To sustain US employment growth and economic recovery, more attention must be given to minority-owned businesses. The government is emphasizing small business policies increasingly.
However, policymakers have not yet fully understood important role of minority-owned businesses in creating jobs.
Data shows that small businesses, rather than Fortune 500 corporations, are the leading engine of US innovation and job growth. The “great recession” and subsequent slow economic recovery have made this clear.
As a result, the Obama Administration has turned to small business for job-creation strategies. There is a logical reason for that decision.
Consider the following; the May 2012 ADP National Employment Report indicated that 133,000 jobs were created during the month. Of that number, companies with more than 500 or more employees increased employment and 9,000; those with 50 to 499 workers increased employment by 57,000; by comparison, those with less than 49 workers increased employment by 67,000.
Similarly, since 1992, 77% of all brand new jobs have been created by businesses with 500 or fewer employees. Additionally, during the worst quarter of the last recession (Q1: 2009) small businesses added 82% of all new jobs while the share of new jobs in large firms fell from 23% to 18%.
Finally, among all size classifications of large and small businesses, only businesses in the category of 50 or fewer employees added more jobs than they terminated. The innovation and job growth in small-businesses is indispensable ingredients in a more robust economic recovery.
It is correctly established that the minority workforce will comprise the largest share of the US labor market by the year 2050. However, less well known is the number of minority-owned businesses is following a similar trend. As of the last US census of businesses (in 2002) minorities owned 18% of the Americas 23 million small businesses.
Between 1982 and 2002, the number of businesses owned by whites (non- Latino origin) increased by 65.6%, but those owned by Latinos increased by 454%, those owned by Blacks increased by 289%, and those owned by Asians increased by 358%. Additionally, minority-owned small businesses have been growing more rapidly in revenue and employment size than have businesses owned by whites.
The average scale of black-owned firms is the lowest among all minority groups.
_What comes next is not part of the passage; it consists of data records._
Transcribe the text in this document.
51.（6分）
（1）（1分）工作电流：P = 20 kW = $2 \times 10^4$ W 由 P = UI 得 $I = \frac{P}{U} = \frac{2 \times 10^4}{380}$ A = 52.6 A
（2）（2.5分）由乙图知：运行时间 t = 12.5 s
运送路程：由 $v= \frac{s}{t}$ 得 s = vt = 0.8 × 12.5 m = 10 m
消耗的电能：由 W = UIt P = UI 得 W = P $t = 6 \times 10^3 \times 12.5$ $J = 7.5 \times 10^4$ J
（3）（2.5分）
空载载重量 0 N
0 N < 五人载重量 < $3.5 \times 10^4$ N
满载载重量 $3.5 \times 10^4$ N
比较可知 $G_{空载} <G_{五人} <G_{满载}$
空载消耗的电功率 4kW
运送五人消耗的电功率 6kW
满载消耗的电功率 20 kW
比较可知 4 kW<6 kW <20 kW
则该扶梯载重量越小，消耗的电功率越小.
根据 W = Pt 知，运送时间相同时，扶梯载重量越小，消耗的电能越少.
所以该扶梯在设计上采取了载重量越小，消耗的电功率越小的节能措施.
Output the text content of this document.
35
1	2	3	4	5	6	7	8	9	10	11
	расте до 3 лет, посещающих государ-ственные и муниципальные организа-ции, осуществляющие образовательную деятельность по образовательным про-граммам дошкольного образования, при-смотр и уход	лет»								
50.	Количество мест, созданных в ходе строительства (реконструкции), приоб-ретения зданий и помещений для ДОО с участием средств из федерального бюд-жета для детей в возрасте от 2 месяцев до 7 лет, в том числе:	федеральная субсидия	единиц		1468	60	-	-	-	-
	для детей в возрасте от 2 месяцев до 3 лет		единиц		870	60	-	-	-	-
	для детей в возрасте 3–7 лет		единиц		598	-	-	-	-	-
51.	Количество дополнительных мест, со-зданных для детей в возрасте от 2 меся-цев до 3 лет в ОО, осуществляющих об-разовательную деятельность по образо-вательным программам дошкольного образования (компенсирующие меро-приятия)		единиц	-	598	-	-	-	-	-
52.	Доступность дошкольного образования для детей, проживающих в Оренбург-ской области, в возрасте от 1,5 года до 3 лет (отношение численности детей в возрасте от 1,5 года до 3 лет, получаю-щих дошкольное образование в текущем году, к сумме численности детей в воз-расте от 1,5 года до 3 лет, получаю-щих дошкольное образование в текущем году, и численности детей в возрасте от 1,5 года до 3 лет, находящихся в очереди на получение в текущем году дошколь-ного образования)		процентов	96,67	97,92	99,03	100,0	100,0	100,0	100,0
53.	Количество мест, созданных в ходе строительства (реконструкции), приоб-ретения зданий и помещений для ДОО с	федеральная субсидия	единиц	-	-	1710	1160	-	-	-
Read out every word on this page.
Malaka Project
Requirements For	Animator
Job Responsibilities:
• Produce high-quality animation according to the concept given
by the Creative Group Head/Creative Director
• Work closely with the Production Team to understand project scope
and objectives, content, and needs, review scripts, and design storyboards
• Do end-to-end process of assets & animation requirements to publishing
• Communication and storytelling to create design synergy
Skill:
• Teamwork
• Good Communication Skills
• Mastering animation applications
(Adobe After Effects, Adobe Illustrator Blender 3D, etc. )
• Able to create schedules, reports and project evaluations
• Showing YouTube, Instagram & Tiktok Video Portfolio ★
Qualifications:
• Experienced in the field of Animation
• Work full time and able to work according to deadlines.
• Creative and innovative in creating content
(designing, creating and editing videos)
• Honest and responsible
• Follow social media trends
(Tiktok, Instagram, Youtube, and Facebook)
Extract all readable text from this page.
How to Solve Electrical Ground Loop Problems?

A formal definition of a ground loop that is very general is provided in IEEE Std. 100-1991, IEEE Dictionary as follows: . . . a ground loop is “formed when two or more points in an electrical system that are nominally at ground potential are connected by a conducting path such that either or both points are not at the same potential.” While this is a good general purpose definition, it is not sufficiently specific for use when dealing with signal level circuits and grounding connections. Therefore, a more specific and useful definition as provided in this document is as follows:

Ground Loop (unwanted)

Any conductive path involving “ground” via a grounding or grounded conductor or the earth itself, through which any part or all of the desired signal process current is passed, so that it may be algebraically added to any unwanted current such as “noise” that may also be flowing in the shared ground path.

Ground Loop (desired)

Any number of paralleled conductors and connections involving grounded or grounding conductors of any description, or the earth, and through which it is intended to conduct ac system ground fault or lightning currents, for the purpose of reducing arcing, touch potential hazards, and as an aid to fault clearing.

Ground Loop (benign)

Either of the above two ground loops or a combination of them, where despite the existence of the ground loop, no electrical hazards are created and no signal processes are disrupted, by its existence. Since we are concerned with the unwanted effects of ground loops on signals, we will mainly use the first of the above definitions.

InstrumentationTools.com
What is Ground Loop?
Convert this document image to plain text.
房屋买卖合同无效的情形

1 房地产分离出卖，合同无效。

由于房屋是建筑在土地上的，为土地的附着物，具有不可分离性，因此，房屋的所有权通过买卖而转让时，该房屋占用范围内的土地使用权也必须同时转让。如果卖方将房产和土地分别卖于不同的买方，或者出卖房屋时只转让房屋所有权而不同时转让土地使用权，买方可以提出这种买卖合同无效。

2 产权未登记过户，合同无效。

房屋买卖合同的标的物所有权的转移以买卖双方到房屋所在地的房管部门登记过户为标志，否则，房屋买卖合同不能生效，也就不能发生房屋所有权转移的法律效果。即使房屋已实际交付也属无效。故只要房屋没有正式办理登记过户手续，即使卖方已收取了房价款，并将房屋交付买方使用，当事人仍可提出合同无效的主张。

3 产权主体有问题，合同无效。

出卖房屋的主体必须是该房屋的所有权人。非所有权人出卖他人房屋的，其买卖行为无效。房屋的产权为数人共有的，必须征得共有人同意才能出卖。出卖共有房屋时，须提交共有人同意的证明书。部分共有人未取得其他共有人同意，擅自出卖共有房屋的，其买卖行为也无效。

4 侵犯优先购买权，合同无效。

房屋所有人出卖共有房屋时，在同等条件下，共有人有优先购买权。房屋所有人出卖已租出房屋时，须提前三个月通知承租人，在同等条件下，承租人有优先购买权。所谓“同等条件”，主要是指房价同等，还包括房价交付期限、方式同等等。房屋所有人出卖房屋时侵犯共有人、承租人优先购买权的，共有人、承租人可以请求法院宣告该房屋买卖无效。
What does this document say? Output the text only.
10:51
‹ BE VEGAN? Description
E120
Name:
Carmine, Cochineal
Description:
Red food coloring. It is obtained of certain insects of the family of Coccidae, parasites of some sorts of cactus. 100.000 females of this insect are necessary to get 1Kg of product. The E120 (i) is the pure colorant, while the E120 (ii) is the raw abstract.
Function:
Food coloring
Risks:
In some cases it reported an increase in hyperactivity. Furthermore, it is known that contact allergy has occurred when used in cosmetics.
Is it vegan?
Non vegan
For example, restricting the assessment to firms with paid employees, we find that the average revenue of firms owned by blacks was 43% of the revenue of firms owned by whites, while the average revenue of firms owned by Latino and Asians was 56% of the average revenue of firms owned by whites.
The average revenues in 2002 were as follows: whites, $1,613,651; blacks, $696,158; Hispanics or Latinos, $899,600; and Asians, $911,399. Furthermore, in the Gazelle Index survey, it was found that 66% of the employees in African-American owned businesses are black. This means that minority-owned businesses are not only generating the majority of new jobs in the economy, but we are doing so for segments of the population most desperately in need of work.